The Amazon Scraper API returns the featured review block, aggregate rating, star distribution, and total count as structured JSON on a single call to its product endpoint. The response already includes the reviews Amazon still exposes publicly, so you do not pay extra per review. Pricing starts at $0.90 per 1,000 requests on pay-as-you-go and drops to $0.50 per 1,000 on Custom plans, with 1,000 free on signup and no credit card. For higher volume, the async batch endpoint accepts up to 1,000 ASINs per POST and delivers JSON via webhook once processing finishes. Median product-endpoint latency on the provider’s own benchmarks is around 2.6 seconds.

The decision tree is straightforward:

  • Under 100 ASINs per day, one-time project - Use the Python scraper above.
  • 100 to 500 ASINs per day, short-term project - Python scraper with a residential proxy pool. Budget time for selector maintenance.
  • 500+ ASINs per day, or a product you are shipping to customers - Use the managed API. The DIY cost of reliability is higher than the $0.50 per 1,000.

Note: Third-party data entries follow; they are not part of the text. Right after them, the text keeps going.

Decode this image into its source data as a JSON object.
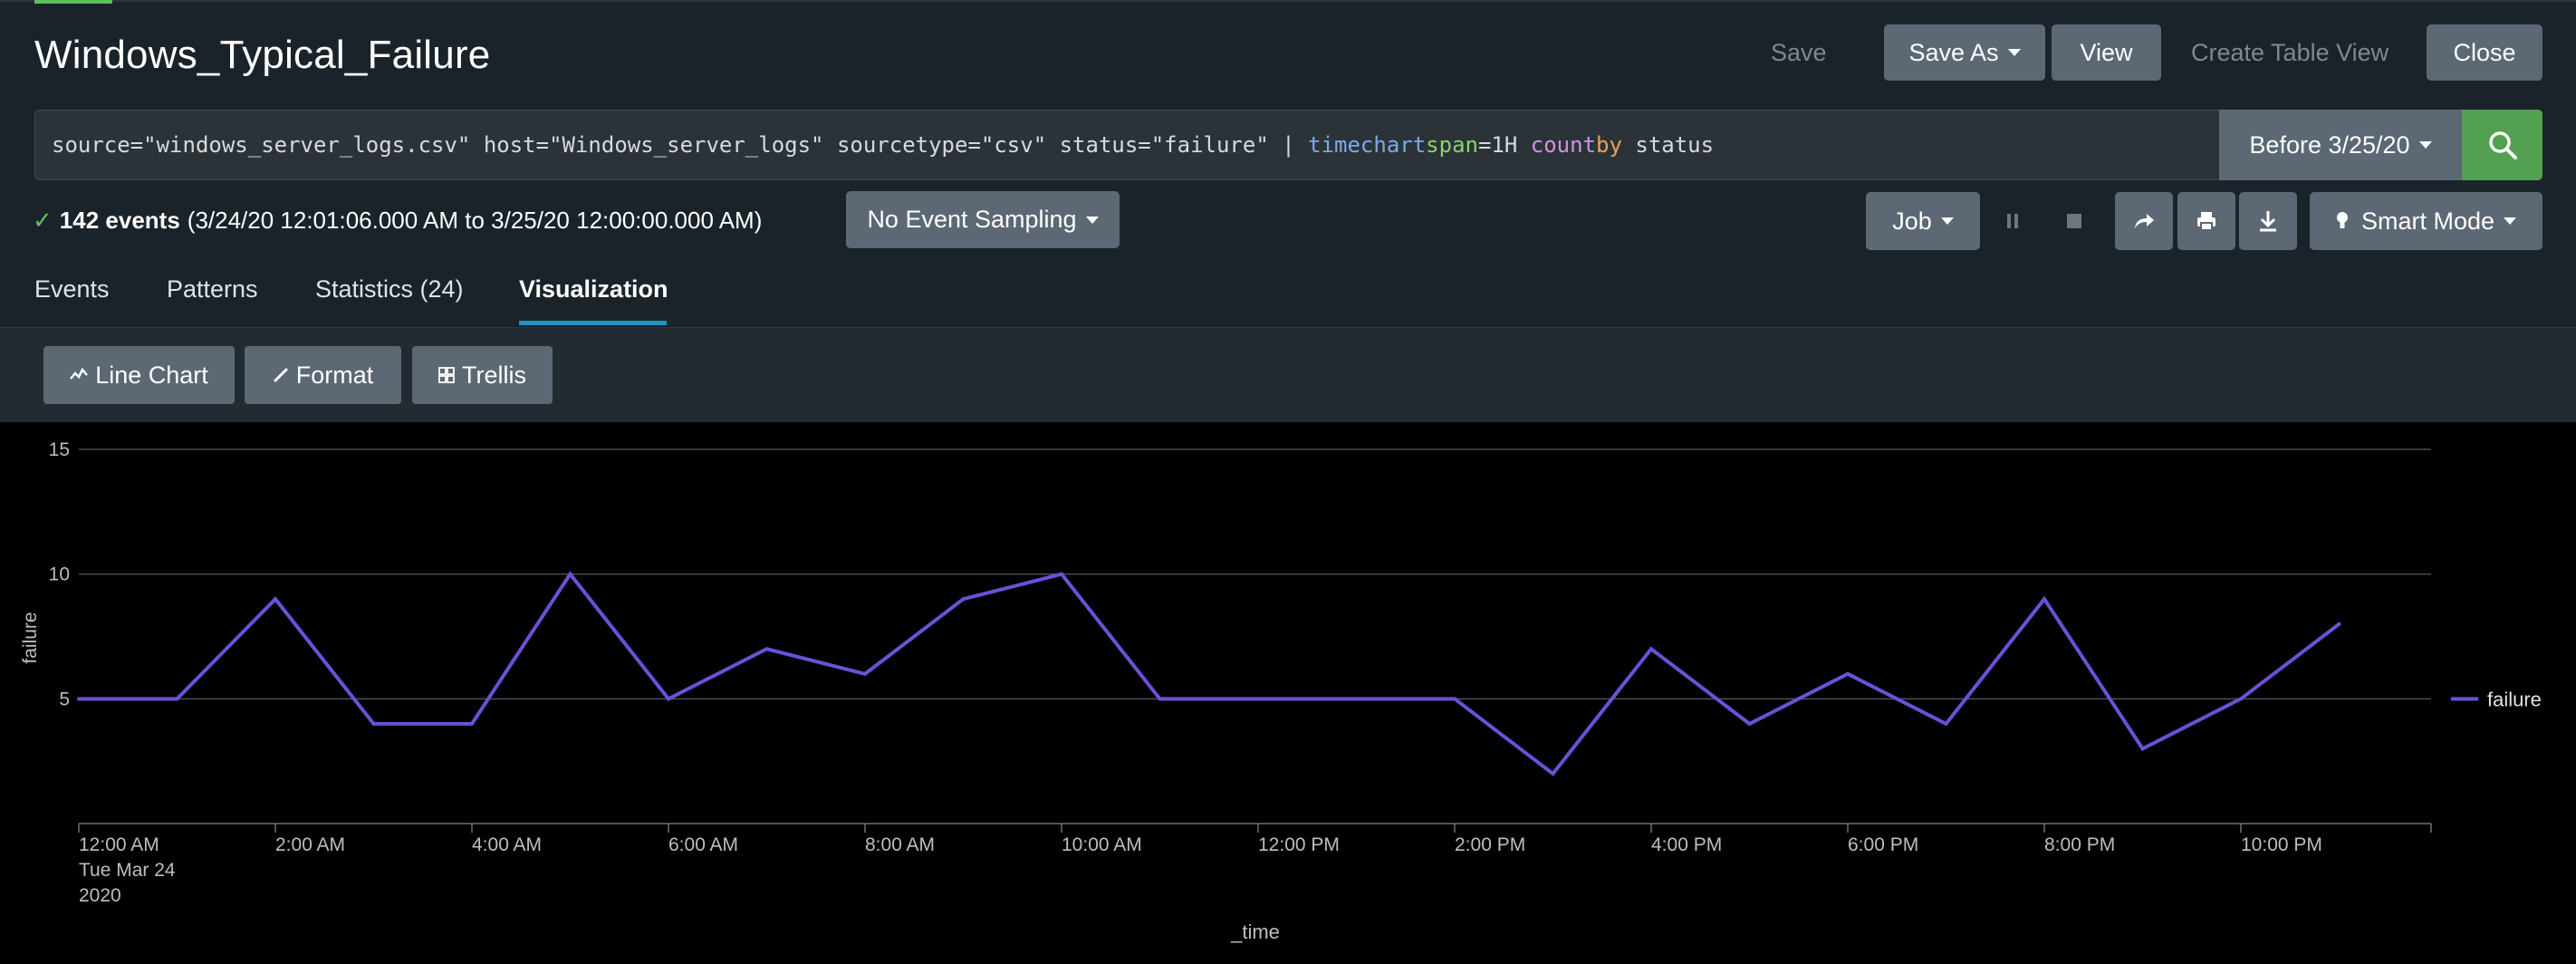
{
  "header": {
    "title": "Windows_Typical_Failure",
    "save_label": "Save",
    "save_as_label": "Save As",
    "view_label": "View",
    "create_table_view_label": "Create Table View",
    "close_label": "Close"
  },
  "search": {
    "query_parts": {
      "base": "source=\"windows_server_logs.csv\" host=\"Windows_server_logs\" sourcetype=\"csv\" status=\"failure\" | ",
      "cmd": "timechart",
      "arg_key": "span",
      "arg_val": "=1H ",
      "func": "count",
      "by": "by",
      "field": " status"
    },
    "time_range_label": "Before 3/25/20",
    "search_icon": "magnifier-icon"
  },
  "status": {
    "events_count": "142 events",
    "range": "(3/24/20 12:01:06.000 AM to 3/25/20 12:00:00.000 AM)",
    "sampling_label": "No Event Sampling",
    "job_label": "Job",
    "mode_label": "Smart Mode"
  },
  "tabs": [
    {
      "label": "Events"
    },
    {
      "label": "Patterns"
    },
    {
      "label": "Statistics (24)"
    },
    {
      "label": "Visualization"
    }
  ],
  "viz_toolbar": {
    "line_chart_label": "Line Chart",
    "format_label": "Format",
    "trellis_label": "Trellis"
  },
  "colors": {
    "series": "#6e4fd6",
    "accent_green": "#53a051",
    "button": "#5c6873",
    "tab_underline": "#1e93c6"
  },
  "chart_data": {
    "type": "line",
    "xlabel": "_time",
    "ylabel": "failure",
    "ylim": [
      0,
      15
    ],
    "yticks": [
      "5",
      "10",
      "15"
    ],
    "x": [
      "12:00 AM",
      "1:00 AM",
      "2:00 AM",
      "3:00 AM",
      "4:00 AM",
      "5:00 AM",
      "6:00 AM",
      "7:00 AM",
      "8:00 AM",
      "9:00 AM",
      "10:00 AM",
      "11:00 AM",
      "12:00 PM",
      "1:00 PM",
      "2:00 PM",
      "3:00 PM",
      "4:00 PM",
      "5:00 PM",
      "6:00 PM",
      "7:00 PM",
      "8:00 PM",
      "9:00 PM",
      "10:00 PM",
      "11:00 PM"
    ],
    "x_tick_labels": [
      "12:00 AM",
      "2:00 AM",
      "4:00 AM",
      "6:00 AM",
      "8:00 AM",
      "10:00 AM",
      "12:00 PM",
      "2:00 PM",
      "4:00 PM",
      "6:00 PM",
      "8:00 PM",
      "10:00 PM"
    ],
    "x_first_sublabels": [
      "Tue Mar 24",
      "2020"
    ],
    "series": [
      {
        "name": "failure",
        "values": [
          5,
          5,
          9,
          4,
          4,
          10,
          5,
          7,
          6,
          9,
          10,
          5,
          5,
          5,
          5,
          2,
          7,
          4,
          6,
          4,
          9,
          3,
          5,
          8
        ]
      }
    ],
    "legend": "right",
    "grid": true
  }
}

Scraping publicly available Amazon review data is generally legal in the United States under the 2022 Ninth Circuit ruling in hiQ Labs v. LinkedIn, which held that scraping publicly accessible data is not a violation of the Computer Fraud and Abuse Act. That ruling applies only to data that is actually public, which in Amazon’s case means the featured review block and aggregate metrics visible without logging in.

Scraping data behind the review login wall is a different problem. Authenticated scraping puts you under Amazon’s Terms of Service, which explicitly prohibit automated data extraction by any logged-in account. That is a contract breach, not a criminal issue, but Amazon has suspended seller accounts and revoked API access over it.

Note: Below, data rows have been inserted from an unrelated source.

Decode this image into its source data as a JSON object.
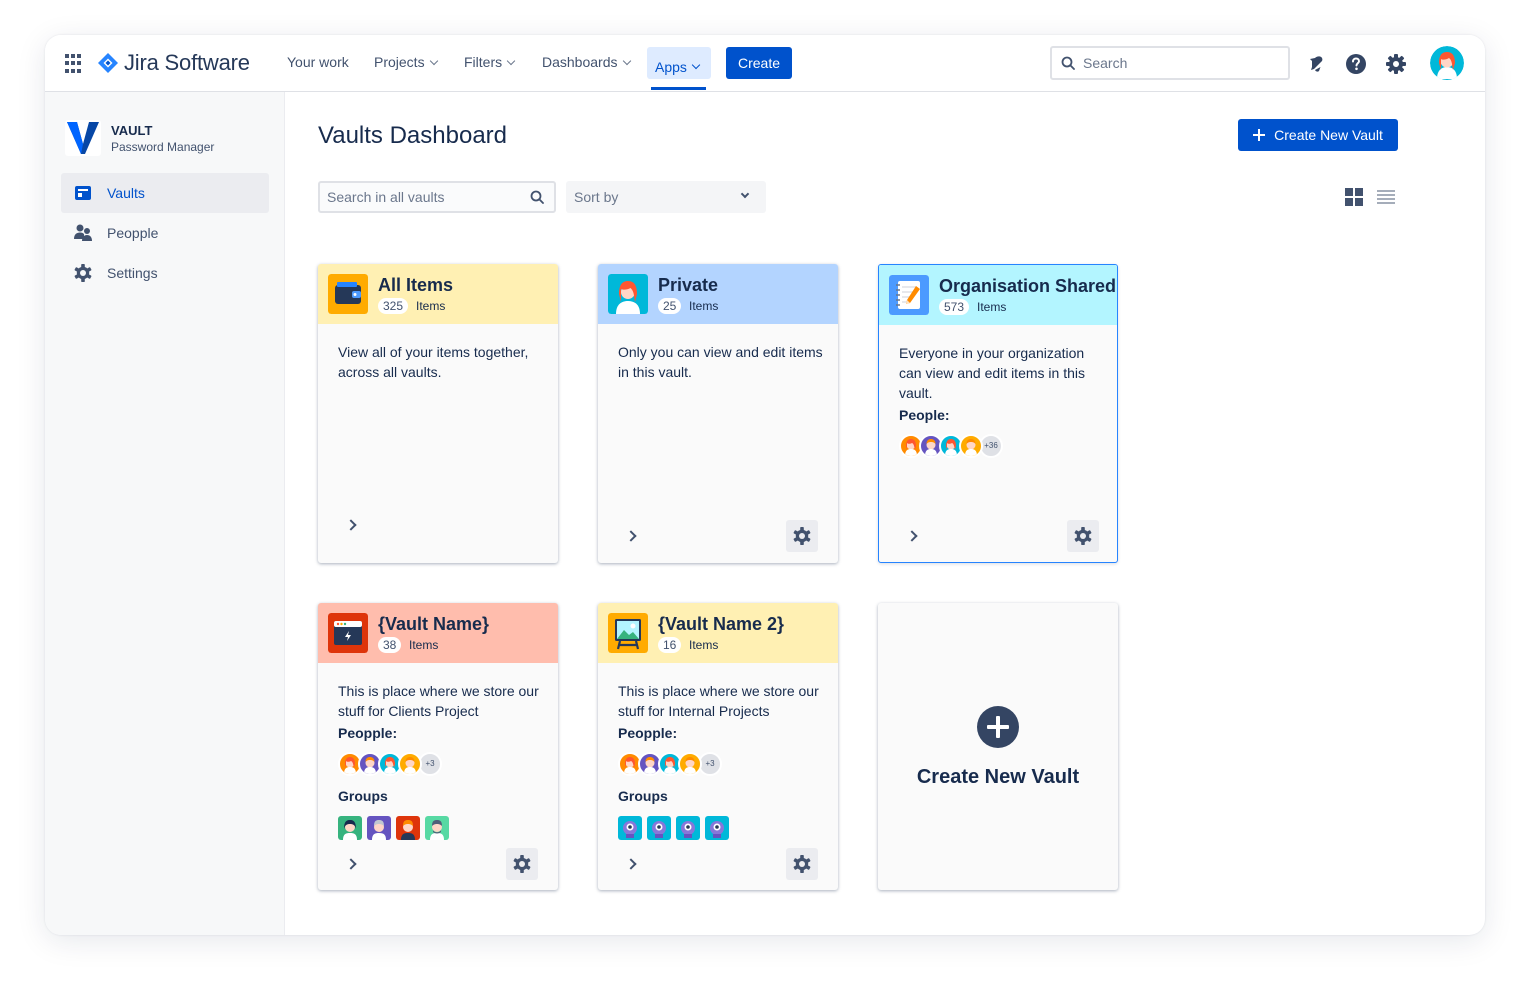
{
  "topnav": {
    "product": "Jira Software",
    "items": [
      {
        "label": "Your work"
      },
      {
        "label": "Projects"
      },
      {
        "label": "Filters"
      },
      {
        "label": "Dashboards"
      },
      {
        "label": "Apps"
      }
    ],
    "create_label": "Create",
    "search_placeholder": "Search"
  },
  "sidebar": {
    "app_title": "VAULT",
    "app_subtitle": "Password Manager",
    "items": [
      {
        "label": "Vaults",
        "icon": "vault-icon",
        "active": true
      },
      {
        "label": "Peopple",
        "icon": "people-icon",
        "active": false
      },
      {
        "label": "Settings",
        "icon": "gear-icon",
        "active": false
      }
    ]
  },
  "main": {
    "title": "Vaults Dashboard",
    "new_vault_label": "Create New Vault",
    "search_placeholder": "Search in all vaults",
    "sort_placeholder": "Sort by"
  },
  "cards": [
    {
      "title": "All Items",
      "count": "325",
      "items_label": "Items",
      "desc": "View all of your items together, across all vaults.",
      "header_color": "#fff0b3",
      "icon": "wallet-icon"
    },
    {
      "title": "Private",
      "count": "25",
      "items_label": "Items",
      "desc": "Only you can view and edit items in this vault.",
      "header_color": "#b3d4ff",
      "icon": "avatar-icon"
    },
    {
      "title": "Organisation Shared",
      "count": "573",
      "items_label": "Items",
      "desc": "Everyone in your organization can view and edit items in this vault.",
      "people_label": "People:",
      "people_more": "+36",
      "header_color": "#b3f5ff",
      "icon": "notepad-icon"
    },
    {
      "title": "{Vault Name}",
      "count": "38",
      "items_label": "Items",
      "desc": "This is place where we store our stuff for Clients Project",
      "people_label": "Peopple:",
      "people_more": "+3",
      "groups_label": "Groups",
      "header_color": "#ffbdad",
      "icon": "browser-window-icon"
    },
    {
      "title": "{Vault Name 2}",
      "count": "16",
      "items_label": "Items",
      "desc": "This is place where we store our stuff for Internal Projects",
      "people_label": "Peopple:",
      "people_more": "+3",
      "groups_label": "Groups",
      "header_color": "#fff0b3",
      "icon": "easel-picture-icon"
    },
    {
      "new_label": "Create New Vault"
    }
  ],
  "colors": {
    "brand_blue": "#0052cc",
    "text_dark": "#172b4d",
    "selected_border": "#2684ff"
  }
}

The safe posture is to scrape only what Amazon exposes publicly, respect robots.txt where it applies, and never send authenticated traffic through a scraper. If your use case requires every review on a product, you need to either work with Amazon directly through Vendor Central or partner with a compliant data vendor.

FAQ

Can I scrape Amazon reviews without getting blocked?

You can scrape a small number of Amazon reviews without getting blocked if you use a residential proxy, a realistic User-Agent, and pause between requests. Beyond a few hundred requests per hour from a single IP, robot-check pages are effectively unavoidable without a rotating proxy pool.

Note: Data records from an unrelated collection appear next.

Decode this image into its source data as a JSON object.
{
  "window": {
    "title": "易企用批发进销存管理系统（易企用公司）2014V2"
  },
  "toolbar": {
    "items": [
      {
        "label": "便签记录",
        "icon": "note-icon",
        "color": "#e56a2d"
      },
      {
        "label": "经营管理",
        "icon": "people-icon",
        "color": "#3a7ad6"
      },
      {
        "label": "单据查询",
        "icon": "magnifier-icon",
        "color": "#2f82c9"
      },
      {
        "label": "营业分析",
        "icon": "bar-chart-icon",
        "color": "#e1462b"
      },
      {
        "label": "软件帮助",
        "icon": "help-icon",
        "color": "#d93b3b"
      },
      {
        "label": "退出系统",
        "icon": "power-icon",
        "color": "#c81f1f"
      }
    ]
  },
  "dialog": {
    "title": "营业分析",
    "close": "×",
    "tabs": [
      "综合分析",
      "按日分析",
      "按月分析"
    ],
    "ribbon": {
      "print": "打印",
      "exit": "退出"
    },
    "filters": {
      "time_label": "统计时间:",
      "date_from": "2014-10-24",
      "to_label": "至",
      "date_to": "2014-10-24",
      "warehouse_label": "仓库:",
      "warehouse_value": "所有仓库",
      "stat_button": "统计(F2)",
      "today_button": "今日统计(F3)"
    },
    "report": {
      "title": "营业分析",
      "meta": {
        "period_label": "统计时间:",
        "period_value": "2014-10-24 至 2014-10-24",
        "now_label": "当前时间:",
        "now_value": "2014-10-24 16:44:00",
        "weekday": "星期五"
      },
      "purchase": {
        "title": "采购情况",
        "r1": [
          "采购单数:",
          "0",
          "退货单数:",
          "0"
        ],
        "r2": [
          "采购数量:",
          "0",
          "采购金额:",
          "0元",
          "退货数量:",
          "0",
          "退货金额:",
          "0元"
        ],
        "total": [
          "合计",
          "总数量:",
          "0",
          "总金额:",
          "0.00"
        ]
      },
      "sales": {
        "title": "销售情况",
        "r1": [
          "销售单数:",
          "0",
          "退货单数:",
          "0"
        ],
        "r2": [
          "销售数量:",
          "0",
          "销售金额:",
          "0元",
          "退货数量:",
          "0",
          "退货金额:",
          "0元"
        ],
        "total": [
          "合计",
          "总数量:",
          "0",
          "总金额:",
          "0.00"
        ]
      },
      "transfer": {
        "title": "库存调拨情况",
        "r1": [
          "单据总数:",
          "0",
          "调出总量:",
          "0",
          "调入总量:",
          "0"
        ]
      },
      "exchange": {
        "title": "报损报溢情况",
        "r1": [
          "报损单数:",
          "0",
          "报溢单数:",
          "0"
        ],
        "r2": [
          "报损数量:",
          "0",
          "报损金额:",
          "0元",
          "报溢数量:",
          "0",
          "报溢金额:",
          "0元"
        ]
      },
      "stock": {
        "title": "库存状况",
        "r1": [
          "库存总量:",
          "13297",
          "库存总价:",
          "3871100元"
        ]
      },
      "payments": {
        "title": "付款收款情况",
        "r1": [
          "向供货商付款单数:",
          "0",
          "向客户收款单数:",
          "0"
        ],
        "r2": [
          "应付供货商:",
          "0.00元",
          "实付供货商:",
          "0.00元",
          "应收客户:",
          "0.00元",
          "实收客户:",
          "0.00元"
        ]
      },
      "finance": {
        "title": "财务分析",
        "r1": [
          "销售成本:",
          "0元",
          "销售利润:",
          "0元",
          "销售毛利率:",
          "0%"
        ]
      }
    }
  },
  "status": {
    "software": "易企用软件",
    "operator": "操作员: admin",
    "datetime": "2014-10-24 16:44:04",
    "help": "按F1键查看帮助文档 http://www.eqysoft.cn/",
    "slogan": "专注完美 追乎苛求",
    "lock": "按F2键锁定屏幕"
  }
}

Does the login wall apply to all Amazon marketplaces?

The login wall applies to amazon.com, amazon.co.uk, amazon.de, and every other marketplace tested since November 2024. The featured review block on the main detail page remains visible across all of them.

Can I scrape reviews for my own products with the SP-API?

Amazon’s SP-API does not expose customer review content, even for your own products. Sellers can see aggregate review metrics in Brand Analytics, but the individual review text is not available through any official API.

How often do the selectors change?

Amazon refactors review-block CSS roughly every 4 to 8 weeks. The data-hook attributes (review, review-title, review-body, review-date) are more durable than class names and have held since well before the 2024 lockdown.

What is the difference between scraping reviews and scraping product data?

Scraping reviews pulls the featured-review block and aggregate metrics from the product page. Scraping product data pulls title, price, rating, availability, images, and bullet points. Both sets of data live on the same /dp/<ASIN> page, so one fetch returns both.